The entrance of the next section at bar 58 is also perfectly interpreted. This quite intensive entrance and then a bit of a retreat…
Ok. So there are a few timing issues between the tape and live part in the next section or two, but that’s neither here nor there – something that can be sorted out in future performances.
The following section, from bar 85-91, sufficiently intense: moving from a perceptible polyphony to a a wildly pulsating texture.
In general the top line from bar 91-94 should be more obstinate and intense. It is throughout this whole long middle section of the piece where the textures are significantly clarified, with lines really very distinct from each other, so it’s quite necessary that they are each given a lot of love and individuality, since they can’t rely on dissolving into gestalt gestures to make them effective. Alex in general does a great job. With a new tape part that Alex has recorded himself, I think the unique qualities of each line will only be strengthened.
That run in the right-hand at bar 97 tho. Phwaaw! Alex!
In fact all the quicksilver stuff in the right hand throughout this section is so wonderfully done by Alex…
In general the spoken voices, particularly when they enter all together, need to come up in the levels. That is true as much at bar 128 as elsewhere. In this particular section the voices need to swamp the live piano, now reduced to a single-line.

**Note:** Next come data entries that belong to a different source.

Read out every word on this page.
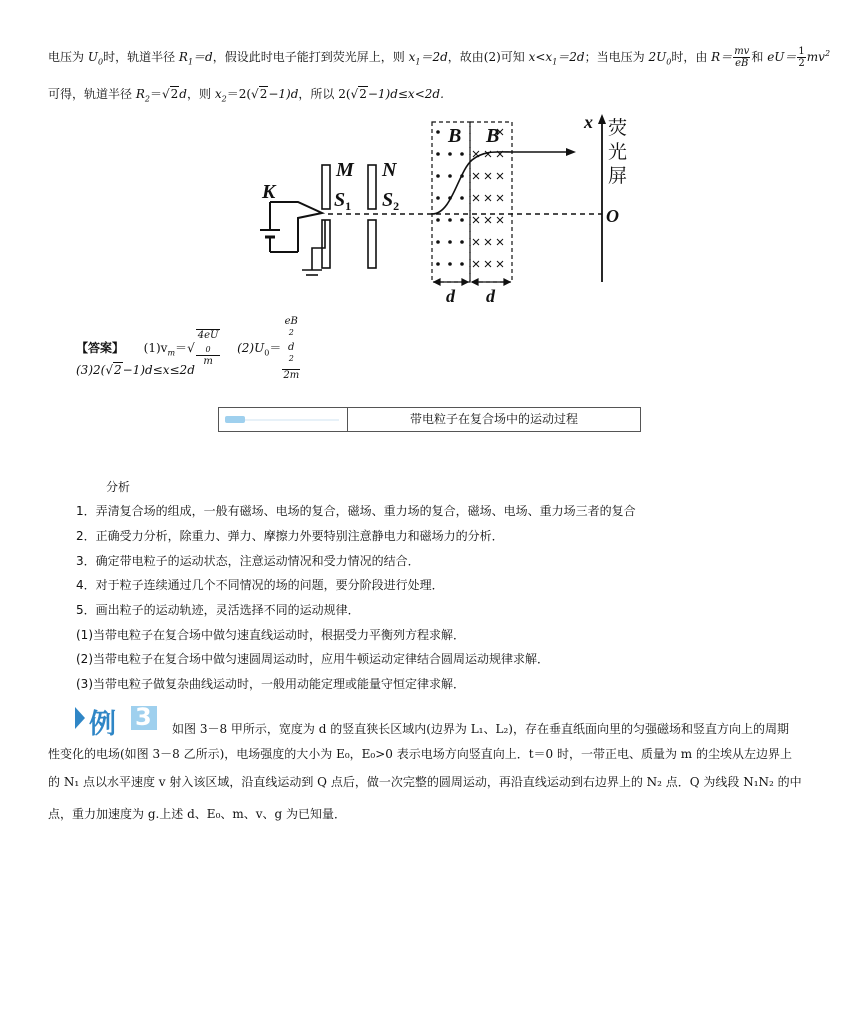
电压为 $U_0$时，轨道半径 $R_1=d$，假设此时电子能打到荧光屏上，则 $x_1=2d$，故由(2)可知 $x<x_1=2d$；当电压为 $2U_0$时，由 $R= \frac{mv}{eB}$ 和 $eU= \frac{1}{2} mv^2$
可得，轨道半径 $R_2=√2d$，则 $x_2=2(√2-1)d$，所以 2(√2−1)d≤x<2d.
K
M
$S_1$
N
$S_2$
B B
x
O
d d
荧
光
屏
【答案】 $(1)v_m=√$ 4eU
$_0$
m $(2)U_0=$ eB
$^2$
d
$^2$
2m
(3)2(√2−1)d≤x≤2d
带电粒子在复合场中的运动过程
分析
1．弄清复合场的组成，一般有磁场、电场的复合，磁场、重力场的复合，磁场、电场、重力场三者的复合
2．正确受力分析，除重力、弹力、摩擦力外要特别注意静电力和磁场力的分析．
3．确定带电粒子的运动状态，注意运动情况和受力情况的结合．
4．对于粒子连续通过几个不同情况的场的问题，要分阶段进行处理．
5．画出粒子的运动轨迹，灵活选择不同的运动规律．
(1)当带电粒子在复合场中做匀速直线运动时，根据受力平衡列方程求解．
(2)当带电粒子在复合场中做匀速圆周运动时，应用牛顿运动定律结合圆周运动规律求解．
(3)当带电粒子做复杂曲线运动时，一般用动能定理或能量守恒定律求解．
例 3 如图 3－8 甲所示，宽度为 d 的竖直狭长区域内(边界为 L₁、L₂)，存在垂直纸面向里的匀强磁场和竖直方向上的周期
性变化的电场(如图 3－8 乙所示)，电场强度的大小为 E₀，E₀>0 表示电场方向竖直向上．t＝0 时，一带正电、质量为 m 的尘埃从左边界上
的 N₁ 点以水平速度 v 射入该区域，沿直线运动到 Q 点后，做一次完整的圆周运动，再沿直线运动到右边界上的 N₂ 点．Q 为线段 N₁N₂ 的中
点，重力加速度为 g.上述 d、E₀、m、v、g 为已知量．
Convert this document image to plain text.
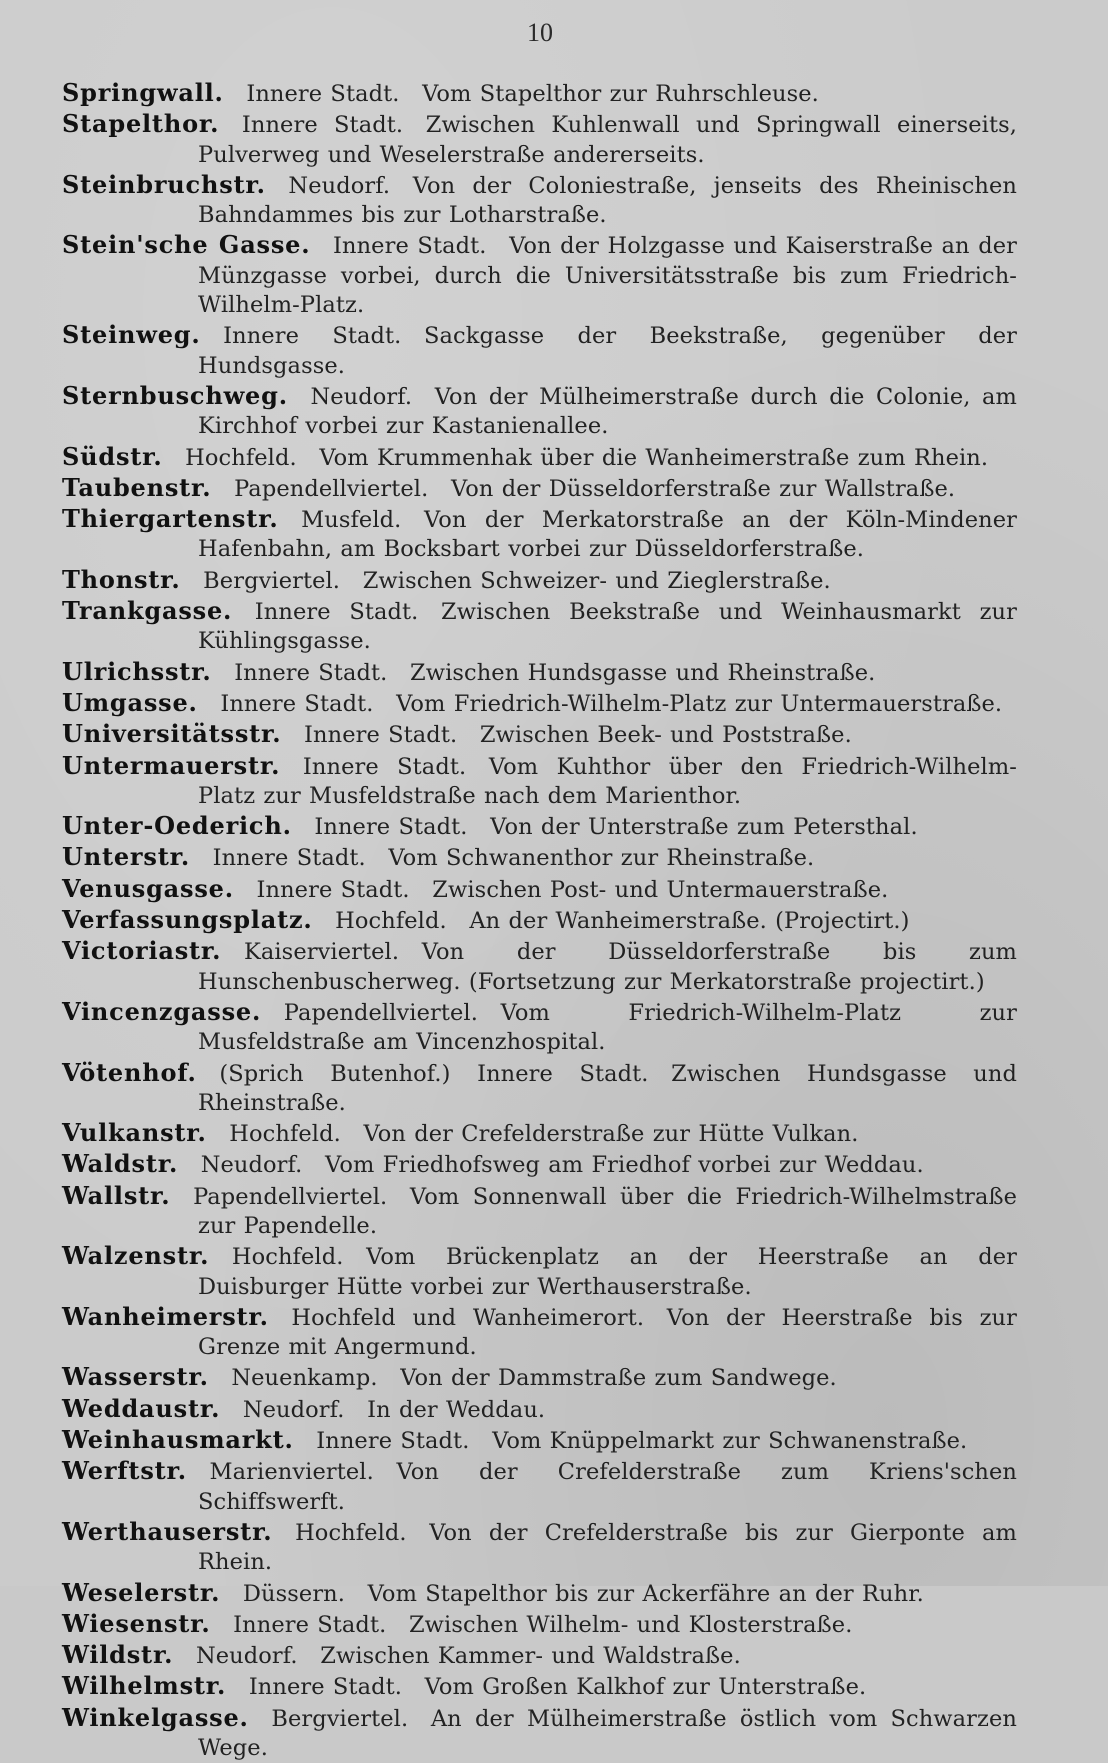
10

Springwall.  Innere Stadt.  Vom Stapelthor zur Ruhrschleuse.

Stapelthor.  Innere Stadt.  Zwischen Kuhlenwall und Springwall einerseits, Pulverweg und Weselerstraße andererseits.

Steinbruchstr.  Neudorf.  Von der Coloniestraße, jenseits des Rheinischen Bahndammes bis zur Lotharstraße.

Stein'sche Gasse.  Innere Stadt.  Von der Holzgasse und Kaiserstraße an der Münzgasse vorbei, durch die Universitätsstraße bis zum Friedrich-Wilhelm-Platz.

Steinweg.  Innere Stadt.  Sackgasse der Beekstraße, gegenüber der Hundsgasse.

Sternbuschweg.  Neudorf.  Von der Mülheimerstraße durch die Colonie, am Kirchhof vorbei zur Kastanienallee.

Südstr.  Hochfeld.  Vom Krummenhak über die Wanheimerstraße zum Rhein.

Taubenstr.  Papendellviertel.  Von der Düsseldorferstraße zur Wallstraße.

Thiergartenstr.  Musfeld.  Von der Merkatorstraße an der Köln-Mindener Hafenbahn, am Bocksbart vorbei zur Düsseldorferstraße.

Thonstr.  Bergviertel.  Zwischen Schweizer- und Zieglerstraße.

Trankgasse.  Innere Stadt.  Zwischen Beekstraße und Weinhausmarkt zur Kühlingsgasse.

Ulrichsstr.  Innere Stadt.  Zwischen Hundsgasse und Rheinstraße.

Umgasse.  Innere Stadt.  Vom Friedrich-Wilhelm-Platz zur Untermauerstraße.

Universitätsstr.  Innere Stadt.  Zwischen Beek- und Poststraße.

Untermauerstr.  Innere Stadt.  Vom Kuhthor über den Friedrich-Wilhelm-Platz zur Musfeldstraße nach dem Marienthor.

Unter-Oederich.  Innere Stadt.  Von der Unterstraße zum Petersthal.

Unterstr.  Innere Stadt.  Vom Schwanenthor zur Rheinstraße.

Venusgasse.  Innere Stadt.  Zwischen Post- und Untermauerstraße.

Verfassungsplatz.  Hochfeld.  An der Wanheimerstraße. (Projectirt.)

Victoriastr.  Kaiserviertel.  Von der Düsseldorferstraße bis zum Hunschenbuscherweg. (Fortsetzung zur Merkatorstraße projectirt.)

Vincenzgasse.  Papendellviertel.  Vom Friedrich-Wilhelm-Platz zur Musfeldstraße am Vincenzhospital.

Vötenhof.  (Sprich Butenhof.) Innere Stadt.  Zwischen Hundsgasse und Rheinstraße.

Vulkanstr.  Hochfeld.  Von der Crefelderstraße zur Hütte Vulkan.

Waldstr.  Neudorf.  Vom Friedhofsweg am Friedhof vorbei zur Weddau.

Wallstr.  Papendellviertel.  Vom Sonnenwall über die Friedrich-Wilhelmstraße zur Papendelle.

Walzenstr.  Hochfeld.  Vom Brückenplatz an der Heerstraße an der Duisburger Hütte vorbei zur Werthauserstraße.

Wanheimerstr.  Hochfeld und Wanheimerort.  Von der Heerstraße bis zur Grenze mit Angermund.

Wasserstr.  Neuenkamp.  Von der Dammstraße zum Sandwege.

Weddaustr.  Neudorf.  In der Weddau.

Weinhausmarkt.  Innere Stadt.  Vom Knüppelmarkt zur Schwanenstraße.

Werftstr.  Marienviertel.  Von der Crefelderstraße zum Kriens'schen Schiffswerft.

Werthauserstr.  Hochfeld.  Von der Crefelderstraße bis zur Gierponte am Rhein.

Weselerstr.  Düssern.  Vom Stapelthor bis zur Ackerfähre an der Ruhr.

Wiesenstr.  Innere Stadt.  Zwischen Wilhelm- und Klosterstraße.

Wildstr.  Neudorf.  Zwischen Kammer- und Waldstraße.

Wilhelmstr.  Innere Stadt.  Vom Großen Kalkhof zur Unterstraße.

Winkelgasse.  Bergviertel.  An der Mülheimerstraße östlich vom Schwarzen Wege.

The section from 161 was slowed down – as was the rest of the piece – from my original conception, because it was too insanely fast to play. Ok, my bad. And in general this hasn’t caused much of a problem with the overall flow of the piece (in fact, quite the contrary, on the whole). However, in this section, in the tape part, the single lines are so exposed and so simple that their slower pace makes them sound decidedly weak and lacking direction. Perhaps this will be rectified just by having Alex record these passages himself and just giving them a greater amount of energy and direction. Although in general the first half of this section (161-200) for me sounds too slow and lethargic in all parts… Not sure. We’ll see in the new version. The second half of this section up to bar 255 is better, and things get sufficiently insanely fast and intense, but in terms of the pacing of the work, the movement towards the climax is a little too rapid and it should really build for much longer across this section. Perhaps the interpreter can compensate a little to resolve that…
The final section is very effective IMHO. Two things. Firstly, syncing with the tape is super tough, since there are heaps of rests in-between gestures and they keep changing time-signature. At the same time, it is the live part that begins many of the gestures, so there aren’t any cues for the performer. To my mind I think this problem should remain for the performer. It’s part of the intensity of this final section. It’s not gestures followed by fermata with cues for re-entry. It is a chaotic and over-determined metric structure with a chaotic and overdetermined alternation between silence and gesture and that’s the way it should feel. The second problem is more simple, the tape part in the final, pianissimo section, needs to be a little louder. It is has a very limited role in this final bit, but its role is really crucial and should be quite audible.
Anyway. That’s enough thoughts for now. Like I said, I’ll write up a technical outline of the compositional process when I get a moment, and probably more reflections when the next performance comes around (and certainly when I hear it live myself next year).